Nucl Med Commun. 2017 Jul;38(7):593-600. doi: 10.1097/MNM.0000000000000685.
Lutetium-177 DOTA-D-Phe1-Tyr3-octreotide (Lu-DOTATATE) is a treatment option for patients with well-differentiated metastatic neuroendocrine tumours. Our centre started administering this therapy in 2012. The aim of this study was therefore to analyse the first cohort of patients treated with Lu-DOTATATE to determine its early efficacy and toxicity.

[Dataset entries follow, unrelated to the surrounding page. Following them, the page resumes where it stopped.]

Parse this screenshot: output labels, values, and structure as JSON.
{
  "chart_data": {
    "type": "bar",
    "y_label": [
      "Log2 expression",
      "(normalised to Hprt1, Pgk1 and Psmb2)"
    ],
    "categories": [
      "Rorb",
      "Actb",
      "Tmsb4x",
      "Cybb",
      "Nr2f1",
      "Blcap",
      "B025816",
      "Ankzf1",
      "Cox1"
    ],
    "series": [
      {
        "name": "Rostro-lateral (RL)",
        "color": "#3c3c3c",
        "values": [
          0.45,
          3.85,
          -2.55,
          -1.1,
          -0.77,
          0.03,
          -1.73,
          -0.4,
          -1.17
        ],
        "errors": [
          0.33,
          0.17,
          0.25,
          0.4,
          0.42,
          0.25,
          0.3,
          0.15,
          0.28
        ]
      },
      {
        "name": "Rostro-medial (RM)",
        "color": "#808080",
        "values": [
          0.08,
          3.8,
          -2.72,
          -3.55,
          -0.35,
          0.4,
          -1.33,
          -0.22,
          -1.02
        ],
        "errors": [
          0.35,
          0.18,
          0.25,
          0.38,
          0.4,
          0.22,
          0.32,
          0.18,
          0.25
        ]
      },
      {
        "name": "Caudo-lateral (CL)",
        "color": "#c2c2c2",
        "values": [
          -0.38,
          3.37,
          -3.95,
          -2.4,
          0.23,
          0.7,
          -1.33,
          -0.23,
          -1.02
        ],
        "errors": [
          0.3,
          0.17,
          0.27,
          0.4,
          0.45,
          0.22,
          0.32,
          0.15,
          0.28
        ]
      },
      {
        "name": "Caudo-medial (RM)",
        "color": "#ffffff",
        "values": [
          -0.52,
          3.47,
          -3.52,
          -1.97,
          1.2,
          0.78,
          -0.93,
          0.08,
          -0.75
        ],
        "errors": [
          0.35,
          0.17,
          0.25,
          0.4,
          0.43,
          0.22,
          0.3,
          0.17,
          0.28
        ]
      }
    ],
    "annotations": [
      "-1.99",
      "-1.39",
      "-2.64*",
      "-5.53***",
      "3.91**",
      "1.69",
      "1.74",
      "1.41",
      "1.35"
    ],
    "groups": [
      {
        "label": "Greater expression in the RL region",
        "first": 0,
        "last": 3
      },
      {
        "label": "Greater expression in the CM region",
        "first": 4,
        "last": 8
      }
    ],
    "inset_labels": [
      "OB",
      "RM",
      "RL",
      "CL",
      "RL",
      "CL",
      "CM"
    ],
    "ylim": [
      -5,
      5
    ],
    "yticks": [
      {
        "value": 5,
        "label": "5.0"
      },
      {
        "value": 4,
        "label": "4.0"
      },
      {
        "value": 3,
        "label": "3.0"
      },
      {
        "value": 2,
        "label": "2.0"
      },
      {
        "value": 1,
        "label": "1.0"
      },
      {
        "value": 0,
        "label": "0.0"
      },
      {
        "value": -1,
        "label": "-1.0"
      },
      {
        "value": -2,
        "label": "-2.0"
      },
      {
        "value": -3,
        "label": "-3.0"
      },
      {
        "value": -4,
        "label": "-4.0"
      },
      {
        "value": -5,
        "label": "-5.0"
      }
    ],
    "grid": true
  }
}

We retrospectively analysed patient, tumour and treatment characteristics, end-of-treatment outcome, time to progression and toxicity in 79 consecutive patients treated with Lu-DOTATATE who had progressive NET according to Response Evaluation Criteria in Solid Tumours criteria. Follow-up time was 12-40 months. Study of Kaplan-Meier plots, analysis of time to progression and multiple regression analysis of factors predictive of time to progression were performed.
At end-of-treatment radiological restaging, 13% of patients were found to have partial response and 64% to have stable disease; 23% of patients progressed through treatment. Overall, 47% of patients demonstrated a reduction in chromogranin A levels. The overall estimated median time to progression from the start of treatment was 28 months for the entire cohort and 31, 30 and 5 months for those with partial response, stable disease and progressive disease, respectively. On multivariate regression analysis, higher grade of tumour was found to be significantly associated with shorter progression-free survival. Three patients experienced grade 1 haematotoxicity, five grade 1 nephrotoxicity and one grade 2 nephrotoxicity.
Early outcomes of patients treated with Lu-DOTATATE are similar to those in previously published series in terms of end-of-treatment efficacy and toxicity. This provides further evidence that this is a safe and efficacious form of treatment for patients with progressive metastatic neuroendocrine tumours.
镥-177 奥曲肽(Lu-DOTATATE)是分化良好的转移性神经内分泌肿瘤患者的一种治疗选择。我们中心于 2012 年开始应用这种疗法。因此,本研究的目的是分析首批接受 Lu-DOTATATE 治疗的患者队列,以确定其早期疗效和毒性。
我们回顾性分析了 79 例连续接受 Lu-DOTATATE 治疗且根据实体瘤疗效评价标准患有进展期神经内分泌肿瘤(NET)患者的患者、肿瘤和治疗特征、治疗结束时的结局、进展时间和毒性。随访时间为 12 - 40 个月。进行了 Kaplan-Meier 曲线研究、进展时间分析以及对预测进展时间的因素进行多元回归分析。
在治疗结束时的影像学重新分期中,发现 13%的患者有部分缓解,64%病情稳定;23%的患者在治疗过程中病情进展。总体而言,47%的患者嗜铬粒蛋白 A 水平降低。整个队列从治疗开始的总体估计中位进展时间为 28 个月,部分缓解、病情稳定和病情进展的患者分别为 31、30 和 5 个月。多变量回归分析显示,肿瘤分级较高与无进展生存期较短显著相关。3 例患者出现 1 级血液毒性,5 例出现 1 级肾毒性,1 例出现 2 级肾毒性。
在治疗结束时的疗效和毒性方面,接受 Lu-DOTATATE 治疗患者的早期结果与先前发表的系列研究相似。这进一步证明了这是一种治疗进展期转移性神经内分泌肿瘤患者安全有效的治疗方式。